Harapan tersebut tentu tidaklah sekedar menjadi harapan. Salah satu jalan mewujudkan harapan tersebut melalui kemitraan konservasi, yakni kemitraan kehutanan di dalam kawasan konservasi dengan kerjasama antar unit pengelola kawasan atau pemegang izin pada kawasan konservasi dengan masyarakat setempat. Tentulah kerjasama ini berdasarkan prinsip saling menghargai, saling percaya, dan saling menguntungkan.
Kementerian Lingkungan Hidup dan Kehutanan (KLHK) telah mengeluarkan kebijakan Perhutanan Sosial untuk mendekatkan masyarakat dengan hutan, melalui Direktorat Jenderal Konservasi Sumber Daya Alam dan Ekosistem (KSDAE) merancang satu peraturan tentang Petunjuk Teknis (Juknis) Tata Cara Kemitraan Konservasi Pada Kawasan Suaka Alam (KSA) dan Kawasan Pelestraian Alam (KPA) yang tertuang dalam Perdirjen KSDAE Nomor 6 Tahun 2108.
Adanya Juknis ini diharapkan mampu mempercepat terwujudnya kemitraan antara Unit Pelaksana Teknis (UPT) kawasan konservasi yaitu Taman Nasional Berbak dan Sembilang dengan masyarakat di sekitar dan di dalam Kawasan Taman Nasional Berbak dan Sembilang (TNBS).
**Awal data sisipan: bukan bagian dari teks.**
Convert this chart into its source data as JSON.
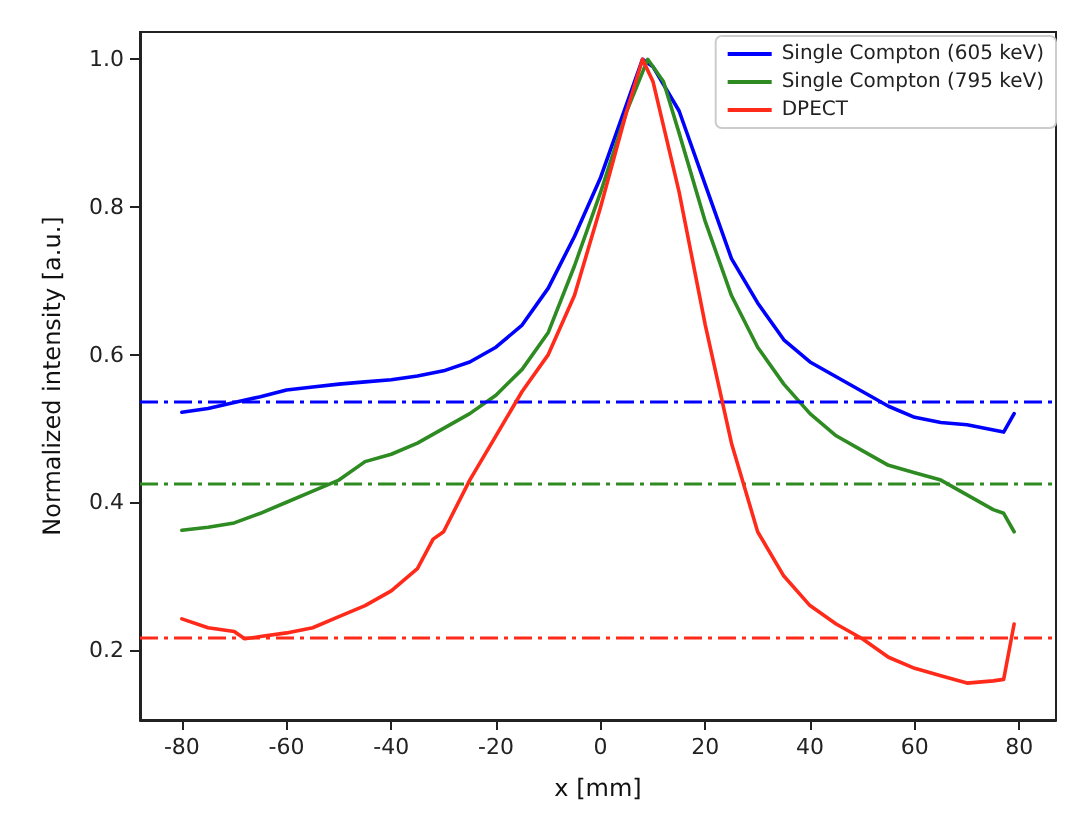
{
  "chart_data": {
    "type": "line",
    "xlabel": "x [mm]",
    "ylabel": "Normalized intensity [a.u.]",
    "xlim": [
      -88,
      87
    ],
    "xticks": [
      -80,
      -60,
      -40,
      -20,
      0,
      20,
      40,
      60,
      80
    ],
    "ylim": [
      0.105,
      1.037
    ],
    "yticks": [
      0.2,
      0.4,
      0.6,
      0.8,
      {
        "value": 1,
        "label": "1.0"
      }
    ],
    "grid": false,
    "legend": "top right",
    "marker": "none",
    "line_style": "solid",
    "series": [
      {
        "name": "Single Compton (605 keV)",
        "color": "#0000ff",
        "x": [
          -80,
          -75,
          -70,
          -65,
          -60,
          -55,
          -50,
          -45,
          -40,
          -35,
          -30,
          -25,
          -20,
          -15,
          -10,
          -5,
          0,
          5,
          8,
          10,
          15,
          20,
          25,
          30,
          35,
          40,
          45,
          50,
          55,
          60,
          65,
          70,
          77,
          79
        ],
        "values": [
          0.522,
          0.527,
          0.535,
          0.543,
          0.552,
          0.556,
          0.56,
          0.563,
          0.566,
          0.571,
          0.578,
          0.59,
          0.61,
          0.64,
          0.69,
          0.76,
          0.84,
          0.94,
          1.0,
          0.99,
          0.93,
          0.83,
          0.73,
          0.67,
          0.62,
          0.59,
          0.57,
          0.55,
          0.53,
          0.515,
          0.508,
          0.505,
          0.495,
          0.52
        ]
      },
      {
        "name": "Single Compton (795 keV)",
        "color": "#2e8b22",
        "x": [
          -80,
          -75,
          -70,
          -65,
          -60,
          -55,
          -50,
          -45,
          -40,
          -35,
          -30,
          -25,
          -20,
          -15,
          -10,
          -5,
          0,
          5,
          9,
          12,
          15,
          20,
          25,
          30,
          35,
          40,
          45,
          50,
          55,
          60,
          65,
          70,
          75,
          77,
          79
        ],
        "values": [
          0.362,
          0.366,
          0.372,
          0.385,
          0.4,
          0.415,
          0.43,
          0.455,
          0.465,
          0.48,
          0.5,
          0.52,
          0.545,
          0.58,
          0.63,
          0.72,
          0.82,
          0.93,
          1.0,
          0.97,
          0.9,
          0.78,
          0.68,
          0.61,
          0.56,
          0.52,
          0.49,
          0.47,
          0.45,
          0.44,
          0.43,
          0.41,
          0.39,
          0.385,
          0.36
        ]
      },
      {
        "name": "DPECT",
        "color": "#ff2a1a",
        "x": [
          -80,
          -75,
          -70,
          -68,
          -65,
          -60,
          -55,
          -50,
          -45,
          -40,
          -35,
          -32,
          -30,
          -25,
          -20,
          -15,
          -10,
          -5,
          0,
          5,
          8,
          10,
          15,
          20,
          25,
          30,
          35,
          40,
          45,
          50,
          55,
          60,
          65,
          70,
          75,
          77,
          79
        ],
        "values": [
          0.242,
          0.23,
          0.225,
          0.215,
          0.218,
          0.223,
          0.23,
          0.245,
          0.26,
          0.28,
          0.31,
          0.35,
          0.36,
          0.43,
          0.49,
          0.55,
          0.6,
          0.68,
          0.8,
          0.93,
          1.0,
          0.97,
          0.82,
          0.64,
          0.48,
          0.36,
          0.3,
          0.26,
          0.235,
          0.215,
          0.19,
          0.175,
          0.165,
          0.155,
          0.158,
          0.16,
          0.235
        ]
      }
    ],
    "ref_lines": [
      {
        "axis": "y",
        "value": 0.537,
        "color": "#0000ff",
        "line_style": "dashed"
      },
      {
        "axis": "y",
        "value": 0.425,
        "color": "#2e8b22",
        "line_style": "dashed"
      },
      {
        "axis": "y",
        "value": 0.218,
        "color": "#ff2a1a",
        "line_style": "dashed"
      }
    ]
  }
}
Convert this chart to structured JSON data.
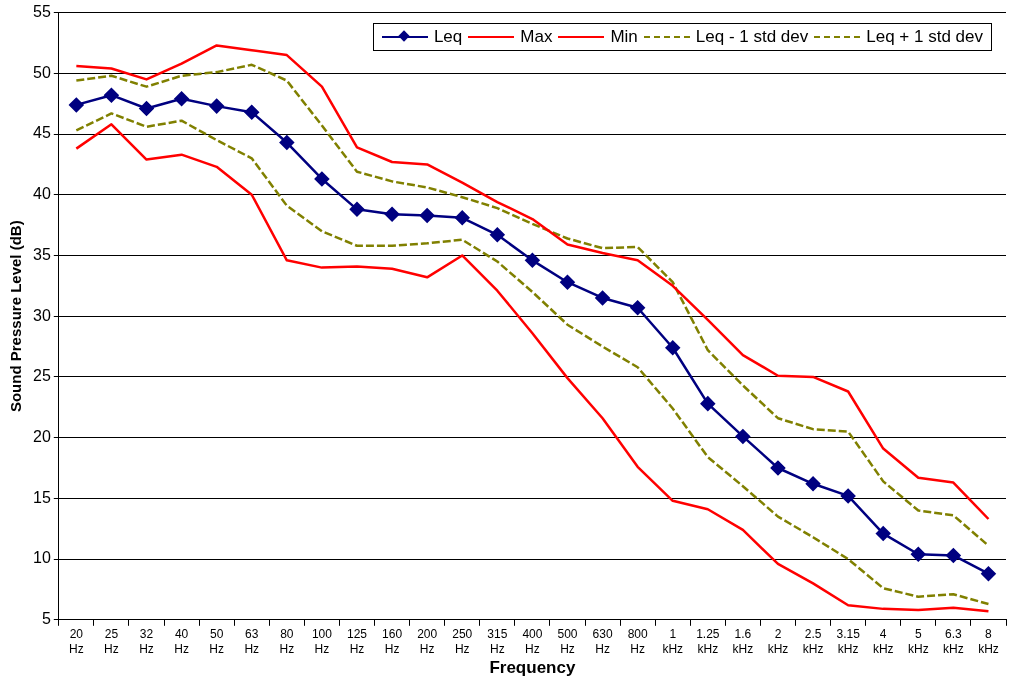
{
  "chart_data": {
    "type": "line",
    "xlabel": "Frequency",
    "ylabel": "Sound Pressure Level (dB)",
    "categories": [
      "20 Hz",
      "25 Hz",
      "32 Hz",
      "40 Hz",
      "50 Hz",
      "63 Hz",
      "80 Hz",
      "100 Hz",
      "125 Hz",
      "160 Hz",
      "200 Hz",
      "250 Hz",
      "315 Hz",
      "400 Hz",
      "500 Hz",
      "630 Hz",
      "800 Hz",
      "1 kHz",
      "1.25 kHz",
      "1.6 kHz",
      "2 kHz",
      "2.5 kHz",
      "3.15 kHz",
      "4 kHz",
      "5 kHz",
      "6.3 kHz",
      "8 kHz"
    ],
    "ylim": [
      5,
      55
    ],
    "yticks": [
      5,
      10,
      15,
      20,
      25,
      30,
      35,
      40,
      45,
      50,
      55
    ],
    "grid": "y",
    "legend": "top right",
    "series": [
      {
        "name": "Leq",
        "color": "#000080",
        "marker": "diamond",
        "line_style": "solid",
        "values": [
          47.4,
          48.2,
          47.1,
          47.9,
          47.3,
          46.8,
          44.3,
          41.3,
          38.8,
          38.4,
          38.3,
          38.1,
          36.7,
          34.6,
          32.8,
          31.5,
          30.7,
          27.4,
          22.8,
          20.1,
          17.5,
          16.2,
          15.2,
          12.1,
          10.4,
          10.3,
          8.8
        ]
      },
      {
        "name": "Max",
        "color": "#ff0000",
        "marker": "none",
        "line_style": "solid",
        "values": [
          50.6,
          50.4,
          49.5,
          50.8,
          52.3,
          51.9,
          51.5,
          48.9,
          43.9,
          42.7,
          42.5,
          41.0,
          39.4,
          38.0,
          35.9,
          35.2,
          34.6,
          32.5,
          29.7,
          26.8,
          25.1,
          25.0,
          23.8,
          19.1,
          16.7,
          16.3,
          13.3
        ]
      },
      {
        "name": "Min",
        "color": "#ff0000",
        "marker": "none",
        "line_style": "solid",
        "values": [
          43.8,
          45.8,
          42.9,
          43.3,
          42.3,
          40.0,
          34.6,
          34.0,
          34.1,
          33.9,
          33.2,
          35.0,
          32.1,
          28.6,
          24.9,
          21.6,
          17.6,
          14.8,
          14.1,
          12.4,
          9.6,
          8.0,
          6.2,
          5.9,
          5.8,
          6.0,
          5.7
        ]
      },
      {
        "name": "Leq - 1 std dev",
        "color": "#808000",
        "marker": "none",
        "line_style": "dashed",
        "values": [
          45.3,
          46.7,
          45.6,
          46.1,
          44.5,
          43.0,
          39.1,
          37.0,
          35.8,
          35.8,
          36.0,
          36.3,
          34.5,
          32.0,
          29.3,
          27.5,
          25.8,
          22.4,
          18.4,
          16.0,
          13.5,
          11.8,
          10.0,
          7.6,
          6.9,
          7.1,
          6.3
        ]
      },
      {
        "name": "Leq + 1 std dev",
        "color": "#808000",
        "marker": "none",
        "line_style": "dashed",
        "values": [
          49.4,
          49.8,
          48.9,
          49.8,
          50.1,
          50.7,
          49.4,
          45.7,
          41.9,
          41.1,
          40.6,
          39.8,
          38.9,
          37.6,
          36.4,
          35.6,
          35.7,
          32.8,
          27.2,
          24.3,
          21.6,
          20.7,
          20.5,
          16.4,
          14.0,
          13.6,
          11.1
        ]
      }
    ]
  }
}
Peraturan baru ini sekaligus melengkapi ketentuan-ketentuan yang sudah ada sebelumnya tentang penyelenggaraan kerja sama dan kemitraan dalam pengelolaan kawasan konservasi.
Mewujudkan perlindungan yang efektif bagi kawasan konservasi memang pekerjaan yang membutuhkan dukungan kerja sama yang kuat. Begitu besar tantangan yang berakar dari masalah kemiskinan setempat, pengaruh dari luar, serta terbatasnya keterampilan dan akses masyarakat lokal.
Turut mewujudkan kemandirian dan kesejahteraan masyarakat dalam rangka penguatan tata kelola dan fungsi kawasan konservasi dan kelestarian keanekaragaman hayati, Konsorsium Bentang Alam Sembilang Sumsel (KiBASS) melakuan pemberdayaan masyarakat di sekitar Taman Nasional Sembilang.
Pemberdayaan masyarakat yang dilakukan KiBASS, diantaranya berupaya meningkatkan pengetahuan, sikap, keterampilan, perilaku, kemampuan, kesadaran, serta memanfaatkan sumber daya melalui penerapan kebijakan, program, kegiatan, dan pendampingan yang sesuai dengan esensi masalah dan prioritas kebutuhan masyarakat.
Pendekatan yang berbasis masyarakat dengan menempatkan masyarakat sebagai aktor utama dilakukan karena upaya penegakan hukum ternyata tidak mampu menyelesaikan masalah. Bahkan pendekatan ini sudah tidak lagi dijadikan panglimanya. Apalagi jika mengingat konflik laten berkaitan dengan tata batas dan sejarah tenurial setempat, masalah jadi tidak sesederhana hitam dan putih.